Innovation needs to work in harmony with operations because innovation needs to help propel you toward your goals. You need to keep your innovative minds centered on your purpose and mission. If you ever need to move away from your mission, that has to be a decision that comes from your head office, not from an idea generated down the ladder.
It helps if everyone in your organization, whether they are idea generators or process managers, stays in touch with the market and understands what customers want and need, and how you can best serve those needs. In a nutshell, you have to know what you do well as a company and constantly try to figure out new ways to leverage that set of core competencies.
Corrato says it’s a matter of going deep versus going wide. Companies that go deep strive to become experts in a narrowly defined area. Companies that go wide are constantly probing for new areas to develop, which may offer a more comprehensive set of products or services to clients, but may also force the company to sacrifice expertise in a particular area.
“I’ve heard a number of folks say that no company has ever gone out of business by focusing,” Corrato says. “So that’s why it’s critical to focus on the market and services, and what your clients need. Once you’ve done that, if you want to grow, you need to assess whether the market is expansive enough to allow for the scaling of an organization. Not every company has to be a large, scaled national organization to achieve success. But once an organization decides the track it wants to take, then you have to create a repeatable, standardized and scalable approach that will result in A-plus service.”

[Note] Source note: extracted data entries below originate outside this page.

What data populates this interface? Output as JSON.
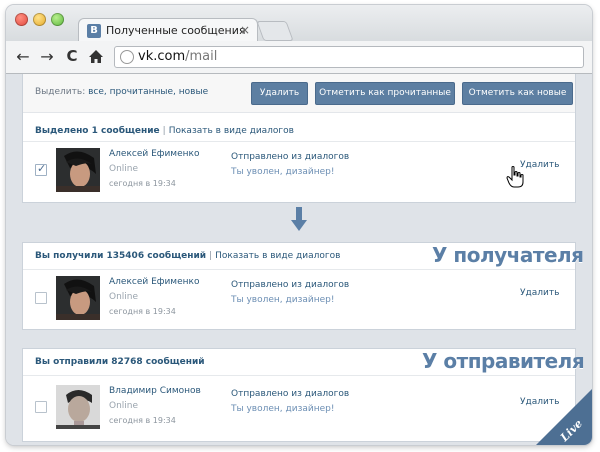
{
  "browser": {
    "tab_title": "Полученные сообщения",
    "tab_close": "×",
    "favicon": "В",
    "url_host": "vk.com",
    "url_path": "/mail",
    "back": "←",
    "forward": "→",
    "reload": "C"
  },
  "actionbar": {
    "select_label": "Выделить:",
    "select_links": "все, прочитанные, новые",
    "buttons": [
      {
        "label": "Удалить"
      },
      {
        "label": "Отметить как прочитанные"
      },
      {
        "label": "Отметить как новые"
      }
    ]
  },
  "selected": {
    "count_text": "Выделено 1 сообщение",
    "view_link": "Показать в виде диалогов",
    "message": {
      "name": "Алексей Ефименко",
      "status": "Online",
      "time": "сегодня в 19:34",
      "subject": "Отправлено из диалогов",
      "snippet": "Ты уволен, дизайнер!",
      "delete": "Удалить"
    }
  },
  "received": {
    "count_text": "Вы получили 135406 сообщений",
    "view_link": "Показать в виде диалогов",
    "caption": "У получателя",
    "message": {
      "name": "Алексей Ефименко",
      "status": "Online",
      "time": "сегодня в 19:34",
      "subject": "Отправлено из диалогов",
      "snippet": "Ты уволен, дизайнер!",
      "delete": "Удалить"
    }
  },
  "sent": {
    "count_text": "Вы отправили 82768 сообщений",
    "caption": "У отправителя",
    "message": {
      "name": "Владимир Симонов",
      "status": "Online",
      "time": "сегодня в 19:34",
      "subject": "Отправлено из диалогов",
      "snippet": "Ты уволен, дизайнер!",
      "delete": "Удалить"
    }
  },
  "badge": "Live",
  "colors": {
    "brand": "#5b7fa6",
    "link": "#2b587a",
    "button": "#5d7fa2"
  },
  "icons": [
    "back-arrow-icon",
    "forward-arrow-icon",
    "reload-icon",
    "home-icon",
    "globe-icon",
    "down-arrow-icon",
    "hand-cursor-icon",
    "checkmark-icon"
  ]
}
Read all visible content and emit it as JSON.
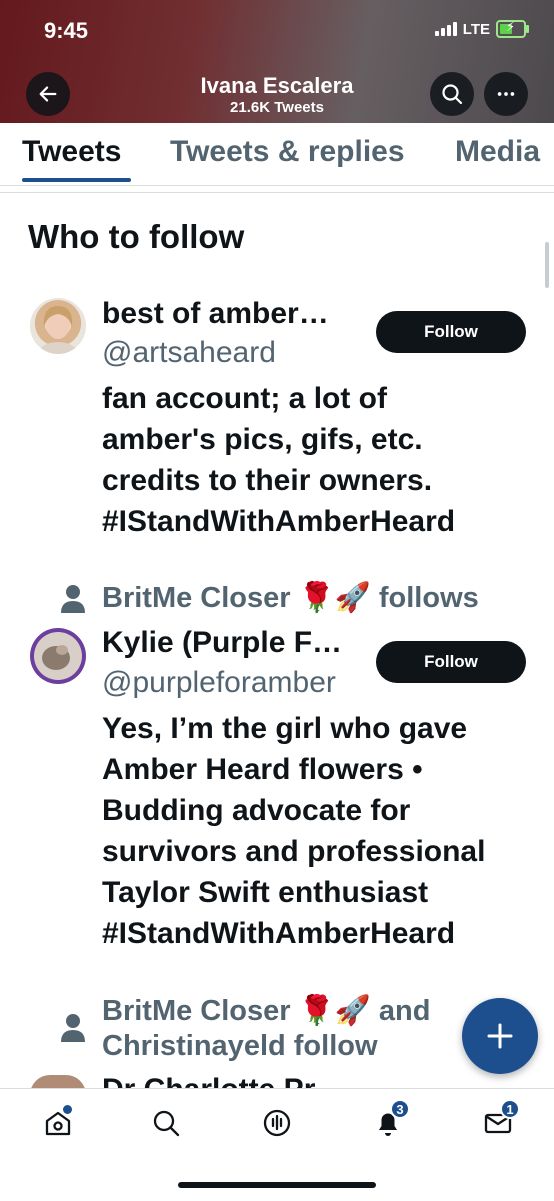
{
  "status_bar": {
    "time": "9:45",
    "network": "LTE"
  },
  "header": {
    "title": "Ivana Escalera",
    "subtitle": "21.6K Tweets",
    "icons": [
      "back-arrow-icon",
      "search-icon",
      "more-icon"
    ]
  },
  "tabs": [
    {
      "label": "Tweets",
      "active": true
    },
    {
      "label": "Tweets & replies",
      "active": false
    },
    {
      "label": "Media",
      "active": false
    }
  ],
  "section": {
    "title": "Who to follow"
  },
  "suggestions": [
    {
      "name": "best of amber…",
      "handle": "@artsaheard",
      "button": "Follow",
      "bio": "fan account; a lot of\namber's pics, gifs, etc.\ncredits to their owners.\n#IStandWithAmberHeard"
    },
    {
      "social_context": "BritMe Closer 🌹🚀 follows",
      "name": "Kylie (Purple F…",
      "handle": "@purpleforamber",
      "button": "Follow",
      "bio": "Yes, I’m the girl who gave\nAmber Heard flowers •\nBudding advocate for\nsurvivors and professional\nTaylor Swift enthusiast\n#IStandWithAmberHeard"
    },
    {
      "social_context_line1": "BritMe Closer 🌹🚀 and",
      "social_context_line2": "Christinayeld follow",
      "name_partial": "Dr Charlotte Pr"
    }
  ],
  "bottom_nav": {
    "items": [
      {
        "icon": "home-icon"
      },
      {
        "icon": "search-icon"
      },
      {
        "icon": "spaces-icon"
      },
      {
        "icon": "notifications-icon",
        "badge": "3"
      },
      {
        "icon": "messages-icon",
        "badge": "1"
      }
    ]
  },
  "colors": {
    "accent": "#1d4f8f",
    "text": "#0f1419",
    "secondary": "#536471"
  }
}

With new ideas coming from your innovation teams, you have to weight the positives and negatives of each and project the ultimate benefit to your company. Again, you come back to finding a balance between innovation and operations.
“If you have this amazing new opportunity, what is the opportunity cost?” Corrato says. “If the cost of going wide allows you to lose an opportunity that is right in front of you and has a lower cost to attain, depth would probably come before breadth. But if you’ve already saturated and solidified your current market and it is now time to look at adjacencies, to expand your offerings, you can create the opportunity to upsell to a satisfied client base. It’s really about the pros and cons of wide versus deep, given where you’re at in your current market.”
How to reach: Executive Health Resources, (610) 446-6100 or www.ehrdocs.com
The Corrato File
Name: Robert Corrato
Title: President and CEO
Company: Executive Health Resources
Education: Biology and psychology degrees, La Salle University; MBA, Wharton School of Business, University of Pennsylvania; M.D., Medical College of Pennsylvania
What is the best business lesson you’ve learned?
To create a business case for the Golden Rule — treat others as you would want to be treated. Always keep in mind doing the right things for the organization, and everything else falls into place. There is definitely a business case for doing the right thing.
What traits or skills are essential for a business leader?
First and foremost, honorability. You have to be honest. You also have to be able to take your vision and instill it in others, and instill confidence in the vision.
What is your definition of success?
My ultimate definition of success is when people are proud of the organization. If you have that and a culture that supports that, you have the foundation of a strong organization.